Total Slitting of Throats Total Slitting of Throats

[PACrec; 2007]

Rating: 1/5

Styles: harsh noise
Others: The Cherry Point, The Rita, Mania, Sever Election and Treriksroset

In their oft-quoted essay accompanying their debut album, The New Blockaders rejected art — and anti-art, for that matter — and portrayed themselves as sound anarchists fueled by absurdist notions. They wrote: “We will make anti-statements about anything and everything. We will make a point of being pointless.” Yet their debut album, Changez Les Blockeurs sounds like an industrial-themed Robert Rauschenberg painting come to life with its scraping metal and minimalist textures. As one of the founding documents of modern “noise” music, the album still stands the test of time.

Up until the new Total Slitting of Throats album, I didn’t think it possible to create a piece of anti-art, a non-entity, if you will. Somehow a collaboration between The Cherry Point, The Rita, Mania, Sever Election, and Treriksroset produced just that — over 60 minutes of nothingness, a whirl of fuzz, and blank space. It almost feels like the boys, most of who can be labeled as top-line experimental acts, left their oscillators buzzing while they went in the other room and took bong tokes. The lone track on the disc sounds like an over-amplified dead spot on AM radio or contact mics placed under the hooves of stampeding bulls. Once in a while, a faint vocal strain or break beat rumbling seemingly fades in and out of the vortex, like a mirage on a trek through the desert. Though, as with apparent changes in volume and fuzz texture, it may just be the bored mind constructing something out of negative space.

It’s hard not to admire the work as a statement on the whole modern noise rampant consumerism/prolific sound artist culture.

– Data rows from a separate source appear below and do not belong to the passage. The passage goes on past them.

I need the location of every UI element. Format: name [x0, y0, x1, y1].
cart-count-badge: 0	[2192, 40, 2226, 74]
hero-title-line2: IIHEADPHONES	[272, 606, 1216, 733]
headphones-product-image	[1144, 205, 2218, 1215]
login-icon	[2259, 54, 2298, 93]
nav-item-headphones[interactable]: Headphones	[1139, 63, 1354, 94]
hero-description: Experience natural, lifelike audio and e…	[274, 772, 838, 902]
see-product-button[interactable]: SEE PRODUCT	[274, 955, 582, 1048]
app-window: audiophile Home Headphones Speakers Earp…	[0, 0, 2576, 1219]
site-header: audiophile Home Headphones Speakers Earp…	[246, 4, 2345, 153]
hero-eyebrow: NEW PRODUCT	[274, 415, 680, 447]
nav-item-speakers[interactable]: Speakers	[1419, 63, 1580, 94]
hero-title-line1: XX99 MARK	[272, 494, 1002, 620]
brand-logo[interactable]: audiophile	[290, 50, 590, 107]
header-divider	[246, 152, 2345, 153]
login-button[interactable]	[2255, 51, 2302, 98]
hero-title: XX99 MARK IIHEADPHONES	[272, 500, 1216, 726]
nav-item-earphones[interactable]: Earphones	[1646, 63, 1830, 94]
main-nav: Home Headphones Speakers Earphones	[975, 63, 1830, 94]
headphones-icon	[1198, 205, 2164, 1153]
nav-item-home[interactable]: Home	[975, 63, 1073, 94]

After all, the label describes the record as a “powerful minimalist deconstruction of the harsh noise object,” and it is just that. If all the artists in the ‘scene’ played at the same time, they’d all blank each other out, and it’d sound like this. Depending on which way you look at it, the boys over at PACrec either put every sound under a microscope, whittling them down to their most essential structure, or recorded a fart and stretched it out ad nausea. Either way, it’s a piece of art best left for those anal-retentive collectors otherwise known as capitalists who don’t listen to the music, as it is best confined to a shelf to be pulled out and admired with a glance once in a while ‘cause the cover fuckin’ rules.